We also want to test the impact of religiously integrated therapies. Dr. Harold Koenig’s research on religiously integrated Cognitive Behavioral Therapy is one way we are addressing the question, “Does infusing religious or spiritual content into conventional therapies increase their effectiveness?” One of the really interesting case studies to me is Twelve Step groups such as Alcoholics Anonymous. They have a spiritual component, referring to a higher power, and also provide loose associations, spiritual kinship, and community in a way that has helped people handle issues that our medical and pharmaceutical approach often doesn’t address. Seeking to understand more about when these social/spiritual interventions are effective is another good question.

Where would you like to see the state of this work in five years? What questions do you hope we’ll be asking then?

On the first track — testing for causal relationships — we’d like to see a lot of work taking off independently of Foundation funding. That would mean that several of the major health cohort studies in the U.S. would have added a module or a set of better religion and spirituality questions to their recurring surveys.

We’d also like to see the work expand to international surveys. I mentioned earlier that a lot of the work we have funded is in the U.S., or in countries that are culturally Christian. In five years, we hope to have a better sense if the patterns are similar across religious traditions, and where there are major divergences from what we have seen in the U.S. and Europe. I’d also like to see significant work under way in countries that are traditionally Muslim, Buddhist, Hindu, and Jewish, to give country-specific information on the effects of religion and spirituality on health.

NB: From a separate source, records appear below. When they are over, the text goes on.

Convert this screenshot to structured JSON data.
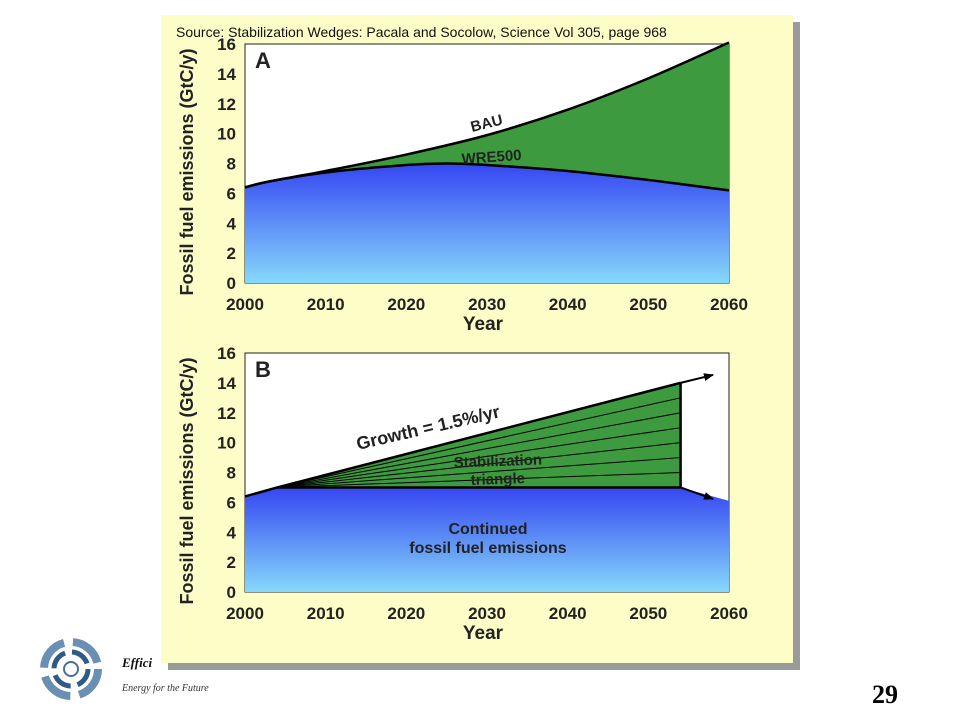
{
  "source": "Source: Stabilization Wedges: Pacala and Socolow, Science Vol 305, page 968",
  "footer": {
    "brand": "Effici",
    "tagline": "Energy for the Future",
    "slide_number": "29"
  },
  "chart_data": [
    {
      "type": "area",
      "panel_label": "A",
      "xlabel": "Year",
      "ylabel": "Fossil fuel emissions (GtC/y)",
      "xlim": [
        2000,
        2060
      ],
      "ylim": [
        0,
        16
      ],
      "x_ticks": [
        2000,
        2010,
        2020,
        2030,
        2040,
        2050,
        2060
      ],
      "y_ticks": [
        0,
        2,
        4,
        6,
        8,
        10,
        12,
        14,
        16
      ],
      "series": [
        {
          "name": "BAU",
          "color": "#3e9a3e",
          "x": [
            2000,
            2003,
            2010,
            2020,
            2030,
            2040,
            2050,
            2060
          ],
          "y": [
            6.4,
            6.8,
            7.5,
            8.6,
            9.9,
            11.6,
            13.7,
            16.1
          ]
        },
        {
          "name": "WRE500",
          "color": "#3a55f0",
          "x": [
            2000,
            2003,
            2010,
            2020,
            2025,
            2030,
            2040,
            2050,
            2060
          ],
          "y": [
            6.4,
            6.8,
            7.4,
            7.9,
            8.0,
            7.9,
            7.5,
            6.9,
            6.2
          ]
        }
      ]
    },
    {
      "type": "area",
      "panel_label": "B",
      "xlabel": "Year",
      "ylabel": "Fossil fuel emissions (GtC/y)",
      "xlim": [
        2000,
        2060
      ],
      "ylim": [
        0,
        16
      ],
      "x_ticks": [
        2000,
        2010,
        2020,
        2030,
        2040,
        2050,
        2060
      ],
      "y_ticks": [
        0,
        2,
        4,
        6,
        8,
        10,
        12,
        14,
        16
      ],
      "annotations": {
        "growth": "Growth = 1.5%/yr",
        "triangle_line1": "Stabilization",
        "triangle_line2": "triangle",
        "base_line1": "Continued",
        "base_line2": "fossil fuel emissions"
      },
      "growth_line": {
        "x": [
          2000,
          2004,
          2054
        ],
        "y": [
          6.4,
          7.0,
          14.0
        ]
      },
      "flat_line": {
        "x": [
          2004,
          2054
        ],
        "y": [
          7.0,
          7.0
        ]
      },
      "triangle_end_year": 2054,
      "wedge_count": 7,
      "arrow_growth_end": {
        "x": 2060,
        "y": 14.6
      },
      "arrow_flat_end": {
        "x": 2060,
        "y": 6.1
      }
    }
  ]
}
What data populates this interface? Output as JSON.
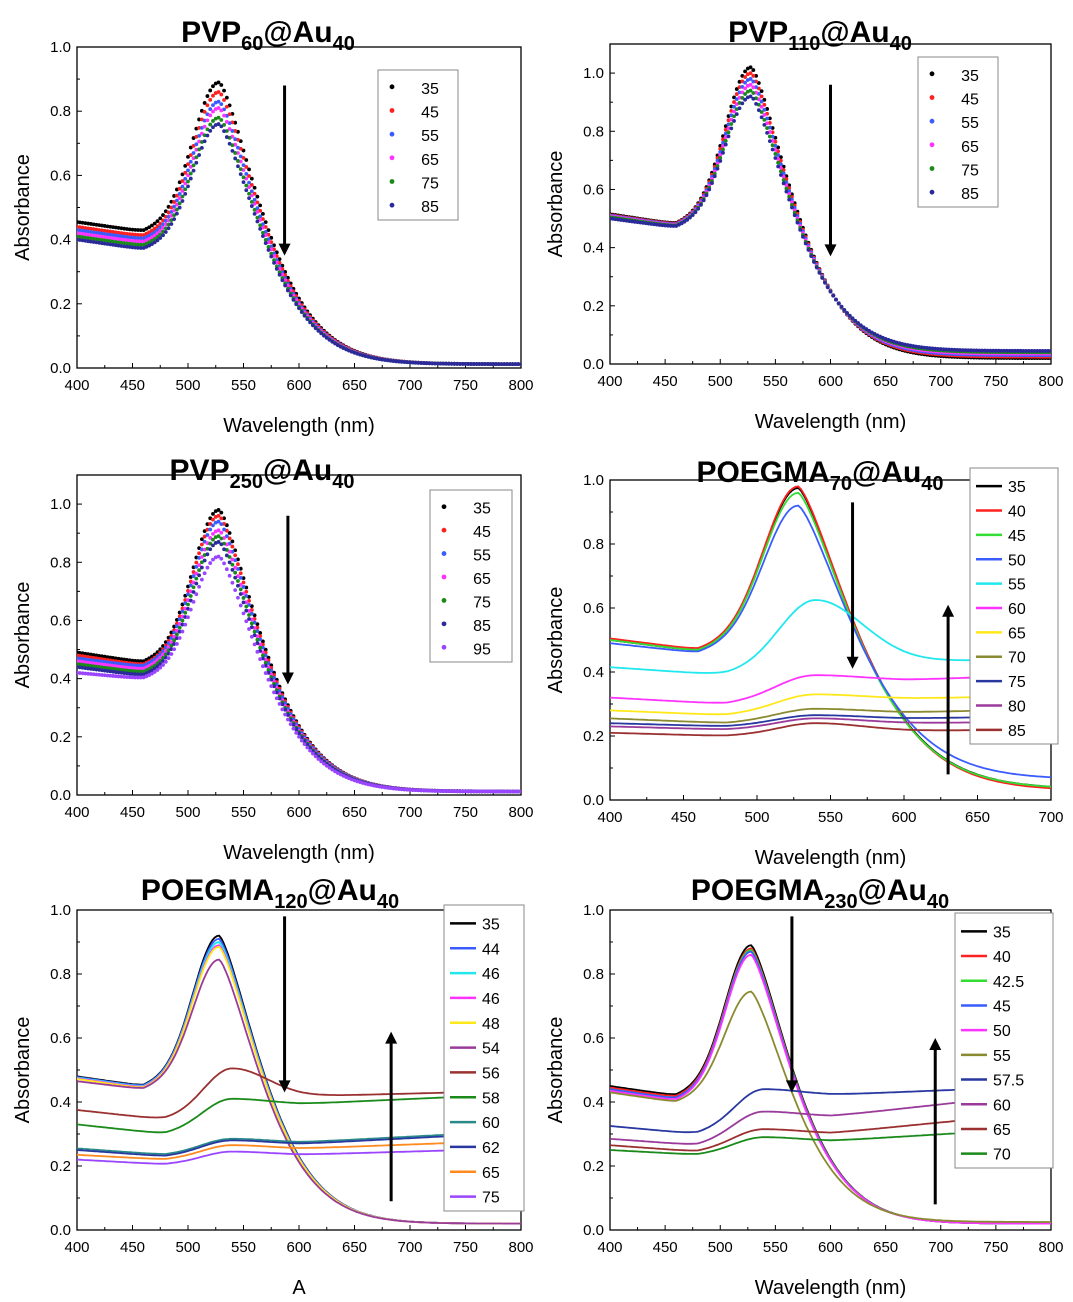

On the second track, we’d like to see more integration of spiritual care into medical curricula. We have funded Dr. Christina Puchalski’s work in this area, and we found that the coverage has been pretty broad, but it’s not that deep. About 75 percent of US medical schools had at least some part of their training or curriculum that included religion and spirituality. In many cases it was an elective rather than a required course. So in the next five years, it would be nice to see greater depth. As Dr. Puchalski puts it, physicians should be required to learn “to practice spiritual care.”